The Dutch roll is a dynamic stability root of the lateral-directional equation of motion. It is an oscillatory motion which, therefore, can be defined by a frequency and a damping ratio. If it has greater than critical damping, it will appear as an aperiodic convergent motion, but can still be defined by the same parameters. So, you must define what you mean by "Dutch roll stability". I suspect that you mean "damping" in terms of either the number of cycles or time to damp. If so, an increase in directional static stability actually reduces the Dutch roll damping ratio (whilst increasing frequency and thus giving a similar time to damp). However, as the Dutch roll is triggered by sideslip, an increase in directional static stability will suppress sideslip development and may prevent the Dutch roll being excited although the actual damping ratio of the open loop response will have been reduced. The effect of anhedral (which reduces lateral static stability or increases lateral static instability) on the Dutch roll frequency and damping is not that great. The largest effect that it has is on the roll:yaw ratio and the phase relationship between roll rate and yaw rate. Strong lateral stability produces a high roll:yaw ratio (wing rock), weak lateral stability produces a low roll:yaw ratio (snaking). Lateral static instability may produce an out of phase motion (rolling left whilst yawing right). Adding anhedral to a wing would not be a normal way for a designer to improve Dutch roll damping! Overall, always be careful to define what you mean by "stable/unstable"; they are ambiguous words.

L'K
Most erudite, i think that point has been expressed here a few times but never quite so well

Lomcevak/spocla

I don't want to interfere in your mutual appreciation society. While I find your descriptions and lessons on the precise use of language interesting, when it comes to stability derivatives I think it's easiest to just calculate the eigenvalues!

However, going back to the original question of why a low wing Tupolev has anhedral, I proposed my Dutch Roll hypothesis as an alternative to Rainboe's control force argument, Milt's wing flex idea (ie, that when the wing flexed up in flight it wouldn't really have anhedral) and Spocla's cross-wind landing issue.

My vote remains with Dutch Roll.

Lomcevak - by the way, I didn't say anhedral was used to improve Dutch Roll damping. It reduces the yaw-roll coupling.

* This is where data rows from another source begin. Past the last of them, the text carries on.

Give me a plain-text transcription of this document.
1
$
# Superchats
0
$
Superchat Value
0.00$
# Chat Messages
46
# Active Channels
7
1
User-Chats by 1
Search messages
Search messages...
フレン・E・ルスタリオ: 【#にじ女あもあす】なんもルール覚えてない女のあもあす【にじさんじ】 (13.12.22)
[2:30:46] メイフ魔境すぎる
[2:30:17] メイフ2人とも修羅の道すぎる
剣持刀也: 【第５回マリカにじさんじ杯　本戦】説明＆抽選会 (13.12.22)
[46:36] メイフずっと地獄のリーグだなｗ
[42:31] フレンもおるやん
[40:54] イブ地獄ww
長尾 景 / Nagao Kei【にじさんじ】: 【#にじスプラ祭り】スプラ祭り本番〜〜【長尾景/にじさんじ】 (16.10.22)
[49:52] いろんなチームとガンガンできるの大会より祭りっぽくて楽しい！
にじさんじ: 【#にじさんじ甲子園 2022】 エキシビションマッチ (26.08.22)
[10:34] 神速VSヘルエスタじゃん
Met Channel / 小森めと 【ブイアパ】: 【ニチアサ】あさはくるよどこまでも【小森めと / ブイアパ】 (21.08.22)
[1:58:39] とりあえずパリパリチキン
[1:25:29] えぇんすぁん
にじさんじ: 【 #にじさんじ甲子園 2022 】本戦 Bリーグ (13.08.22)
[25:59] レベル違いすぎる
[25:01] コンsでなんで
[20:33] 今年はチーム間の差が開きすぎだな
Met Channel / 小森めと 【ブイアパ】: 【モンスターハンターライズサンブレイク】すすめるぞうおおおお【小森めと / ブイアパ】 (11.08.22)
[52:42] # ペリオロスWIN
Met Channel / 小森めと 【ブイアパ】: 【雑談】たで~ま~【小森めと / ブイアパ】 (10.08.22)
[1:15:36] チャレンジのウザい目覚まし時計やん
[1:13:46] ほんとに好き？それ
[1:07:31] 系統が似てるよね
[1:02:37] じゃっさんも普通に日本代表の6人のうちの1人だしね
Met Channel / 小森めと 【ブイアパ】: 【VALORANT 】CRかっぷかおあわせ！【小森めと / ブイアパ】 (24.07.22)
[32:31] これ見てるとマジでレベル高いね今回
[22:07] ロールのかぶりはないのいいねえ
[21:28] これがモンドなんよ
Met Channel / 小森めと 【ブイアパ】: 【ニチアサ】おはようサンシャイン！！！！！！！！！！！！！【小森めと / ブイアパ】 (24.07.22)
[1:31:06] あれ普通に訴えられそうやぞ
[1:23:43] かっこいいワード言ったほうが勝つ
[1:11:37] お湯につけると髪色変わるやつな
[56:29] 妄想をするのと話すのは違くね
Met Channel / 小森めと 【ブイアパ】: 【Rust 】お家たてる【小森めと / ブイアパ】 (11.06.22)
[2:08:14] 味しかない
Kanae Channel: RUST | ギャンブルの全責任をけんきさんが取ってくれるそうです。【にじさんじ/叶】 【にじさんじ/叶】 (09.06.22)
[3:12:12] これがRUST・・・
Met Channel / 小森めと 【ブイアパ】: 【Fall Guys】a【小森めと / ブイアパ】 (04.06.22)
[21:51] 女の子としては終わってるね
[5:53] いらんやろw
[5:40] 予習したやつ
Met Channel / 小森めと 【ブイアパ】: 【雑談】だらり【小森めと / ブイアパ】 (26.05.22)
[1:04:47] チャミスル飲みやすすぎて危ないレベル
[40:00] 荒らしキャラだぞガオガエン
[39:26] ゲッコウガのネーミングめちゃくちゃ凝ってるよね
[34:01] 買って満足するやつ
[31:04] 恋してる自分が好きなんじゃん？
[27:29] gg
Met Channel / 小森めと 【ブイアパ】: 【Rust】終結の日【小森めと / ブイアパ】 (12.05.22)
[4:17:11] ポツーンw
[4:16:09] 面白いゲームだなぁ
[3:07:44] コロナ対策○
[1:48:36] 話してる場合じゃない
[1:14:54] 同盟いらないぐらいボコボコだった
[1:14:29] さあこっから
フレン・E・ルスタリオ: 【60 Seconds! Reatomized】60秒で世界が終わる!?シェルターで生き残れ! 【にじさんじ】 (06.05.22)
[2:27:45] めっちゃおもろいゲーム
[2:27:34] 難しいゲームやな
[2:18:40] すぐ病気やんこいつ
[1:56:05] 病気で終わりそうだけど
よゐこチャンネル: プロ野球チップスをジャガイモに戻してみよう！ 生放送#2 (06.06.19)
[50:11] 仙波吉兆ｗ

Also, see this about SpaceShipOne...



Shane said all the pilots had to deal with the Dutch roll, noting it was the price of not having a yaw damper for simplicity. Tighe said the high-wing configuration naturally increases roll-yaw coupling dihedral effect, which together with weak damping from the short span leads to the problem. He noted many airplanes with swept high wings have anhedral to reduce the coupling, but this was not possible in SpaceShipOne because of the need for a straight hingeline across the span for the feather mechanism. He awaits flight test to see how the craft really flies. It turned out there was a data error in the simulation that caused a bobble while decelerating through Mach 1.

If Dutch roll is a serious problem, one solution could be to add anhedral wingtip extensions. A yaw damper is also a possibility. Tighe noted that the oscillation is just slow enough that the pilot with practice can reduce it, but he would be reluctant to try this in flight for fear of getting out of phase. The Dutch roll parameters in the simulator were estimated by computational fluid dynamics and one hopes that actual behavior does not go beyond nauseating to hazardous.

@FE HOPPY

...but why don´t have all low wing aircraft an anhedral wing then but only the Russian TUs and the Falcons?

As has been mentioned in the thread. There is more than one way to skin a cat. Fin/rudder volume, yaw dampers "my dampers", less sweep. In this case anhedral is the choice. I'm happy to be corrected if any TU/Falcon designers wish to spill the beans.